Amenities include an Olympic-sized indoor swimming pool, cold plunge pool, whirlpool spa, sauna and steam rooms, a bowling alley, golf simulator, lounges, co-working space, and a chef’s kitchen and kid’s club. Other amenities include a fitness center, yoga room, spin cycle suit, full-sized indoor basketball court, rock climbing wall, and a squash court.
Outdoor amenities include two landscaped rooftop terraces and an outdoor lounge pool with a hot tub.
One Journal Square is expected to be completed by 2026.
The development, which is being built by AJD Construction, will include a new public plaza as the base of the towers facing John F. Kennedy Boulevard, providing green space and abundant seating areas.
“When you look at what’s happening in Journal Square, you’d be hard-pressed to find another city in the country that can point to the amount of development in this two-block radius,” Fulop said.
“This project is bar none the most significant project we have in Jersey City and probably the most significant project in New Jersey.
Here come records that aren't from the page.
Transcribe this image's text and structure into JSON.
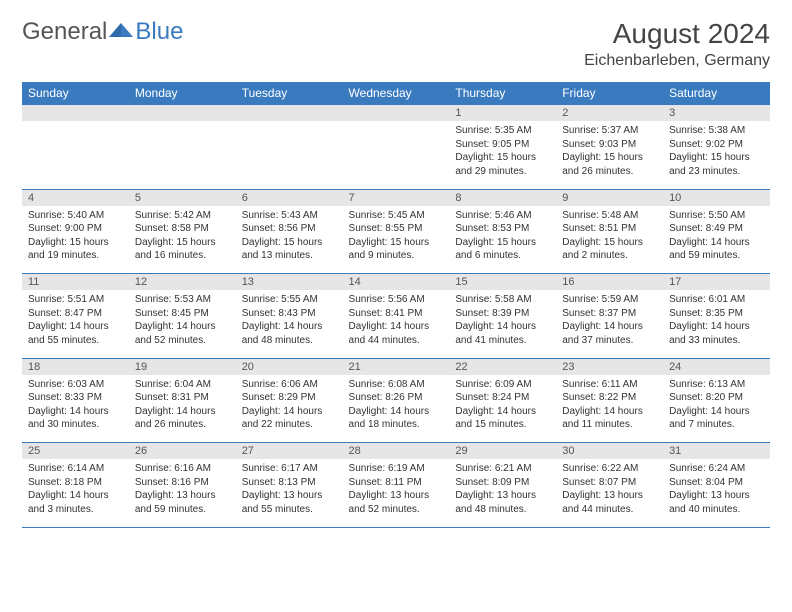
{
  "brand": {
    "text1": "General",
    "text2": "Blue"
  },
  "title": "August 2024",
  "location": "Eichenbarleben, Germany",
  "dow": [
    "Sunday",
    "Monday",
    "Tuesday",
    "Wednesday",
    "Thursday",
    "Friday",
    "Saturday"
  ],
  "colors": {
    "header_bg": "#3a7bbf",
    "header_fg": "#ffffff",
    "daynum_bg": "#e6e6e6",
    "rule": "#3a7bbf",
    "text": "#333333"
  },
  "weeks": [
    [
      null,
      null,
      null,
      null,
      {
        "n": "1",
        "sr": "5:35 AM",
        "ss": "9:05 PM",
        "dl": "15 hours and 29 minutes."
      },
      {
        "n": "2",
        "sr": "5:37 AM",
        "ss": "9:03 PM",
        "dl": "15 hours and 26 minutes."
      },
      {
        "n": "3",
        "sr": "5:38 AM",
        "ss": "9:02 PM",
        "dl": "15 hours and 23 minutes."
      }
    ],
    [
      {
        "n": "4",
        "sr": "5:40 AM",
        "ss": "9:00 PM",
        "dl": "15 hours and 19 minutes."
      },
      {
        "n": "5",
        "sr": "5:42 AM",
        "ss": "8:58 PM",
        "dl": "15 hours and 16 minutes."
      },
      {
        "n": "6",
        "sr": "5:43 AM",
        "ss": "8:56 PM",
        "dl": "15 hours and 13 minutes."
      },
      {
        "n": "7",
        "sr": "5:45 AM",
        "ss": "8:55 PM",
        "dl": "15 hours and 9 minutes."
      },
      {
        "n": "8",
        "sr": "5:46 AM",
        "ss": "8:53 PM",
        "dl": "15 hours and 6 minutes."
      },
      {
        "n": "9",
        "sr": "5:48 AM",
        "ss": "8:51 PM",
        "dl": "15 hours and 2 minutes."
      },
      {
        "n": "10",
        "sr": "5:50 AM",
        "ss": "8:49 PM",
        "dl": "14 hours and 59 minutes."
      }
    ],
    [
      {
        "n": "11",
        "sr": "5:51 AM",
        "ss": "8:47 PM",
        "dl": "14 hours and 55 minutes."
      },
      {
        "n": "12",
        "sr": "5:53 AM",
        "ss": "8:45 PM",
        "dl": "14 hours and 52 minutes."
      },
      {
        "n": "13",
        "sr": "5:55 AM",
        "ss": "8:43 PM",
        "dl": "14 hours and 48 minutes."
      },
      {
        "n": "14",
        "sr": "5:56 AM",
        "ss": "8:41 PM",
        "dl": "14 hours and 44 minutes."
      },
      {
        "n": "15",
        "sr": "5:58 AM",
        "ss": "8:39 PM",
        "dl": "14 hours and 41 minutes."
      },
      {
        "n": "16",
        "sr": "5:59 AM",
        "ss": "8:37 PM",
        "dl": "14 hours and 37 minutes."
      },
      {
        "n": "17",
        "sr": "6:01 AM",
        "ss": "8:35 PM",
        "dl": "14 hours and 33 minutes."
      }
    ],
    [
      {
        "n": "18",
        "sr": "6:03 AM",
        "ss": "8:33 PM",
        "dl": "14 hours and 30 minutes."
      },
      {
        "n": "19",
        "sr": "6:04 AM",
        "ss": "8:31 PM",
        "dl": "14 hours and 26 minutes."
      },
      {
        "n": "20",
        "sr": "6:06 AM",
        "ss": "8:29 PM",
        "dl": "14 hours and 22 minutes."
      },
      {
        "n": "21",
        "sr": "6:08 AM",
        "ss": "8:26 PM",
        "dl": "14 hours and 18 minutes."
      },
      {
        "n": "22",
        "sr": "6:09 AM",
        "ss": "8:24 PM",
        "dl": "14 hours and 15 minutes."
      },
      {
        "n": "23",
        "sr": "6:11 AM",
        "ss": "8:22 PM",
        "dl": "14 hours and 11 minutes."
      },
      {
        "n": "24",
        "sr": "6:13 AM",
        "ss": "8:20 PM",
        "dl": "14 hours and 7 minutes."
      }
    ],
    [
      {
        "n": "25",
        "sr": "6:14 AM",
        "ss": "8:18 PM",
        "dl": "14 hours and 3 minutes."
      },
      {
        "n": "26",
        "sr": "6:16 AM",
        "ss": "8:16 PM",
        "dl": "13 hours and 59 minutes."
      },
      {
        "n": "27",
        "sr": "6:17 AM",
        "ss": "8:13 PM",
        "dl": "13 hours and 55 minutes."
      },
      {
        "n": "28",
        "sr": "6:19 AM",
        "ss": "8:11 PM",
        "dl": "13 hours and 52 minutes."
      },
      {
        "n": "29",
        "sr": "6:21 AM",
        "ss": "8:09 PM",
        "dl": "13 hours and 48 minutes."
      },
      {
        "n": "30",
        "sr": "6:22 AM",
        "ss": "8:07 PM",
        "dl": "13 hours and 44 minutes."
      },
      {
        "n": "31",
        "sr": "6:24 AM",
        "ss": "8:04 PM",
        "dl": "13 hours and 40 minutes."
      }
    ]
  ],
  "labels": {
    "sunrise": "Sunrise: ",
    "sunset": "Sunset: ",
    "daylight": "Daylight: "
  }
}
It’s 900 units in the first phase, it’s 64 stories tall and we’re already close to 100 feet above the flood plain level so you talk about the size of this building and what it’s doing to the skyline is really significant.”
Fulop continued: “If you can imagine this being completed in the next 36 months and all the other things in Journal Square moving forward simultaneously you can get a little bit of a glimpse of what it will be in three short years and the most important project to make that a reality is One Journal Square.”
Rendering by Woods Bagot
Controversy has plagued the project since its inception. Kushner has had approvals to redevelop the site for roughly six years but faced several setbacks in actually starting construction and the plan was altered a few times over the years.
Nicole Kushner Meyer, the sister of Donald Trump’s son-in-law and former advisor, Jared Kushner, whose family runs the company, attempted to raise $150 million from Chinese investors by promising EB-5 visas and name-dropping her high-profile brother.
In response, Fulop announced the city would no longer allow for the 30-year tax break and $30 million in city-issued bonds Kushner had previously requested. Shortly after, co-working company WeWork pulled out as the anchor tenant of the development. In 2018, the developer sued the city, blaming the mayor’s “political animus” toward Trump and his affiliates. The lawsuit claimed that Fulop issued a default against the development to “appease and curry favor with the overwhelmingly anti-Trump constituents of Jersey City,” as 6sqft reported.
The developer and city reached a settlement agreement in October 2020 over the lawsuit, and the Jersey City Planning Board approved the project in January 2021, signaling an end to development and allowing construction to finally begin.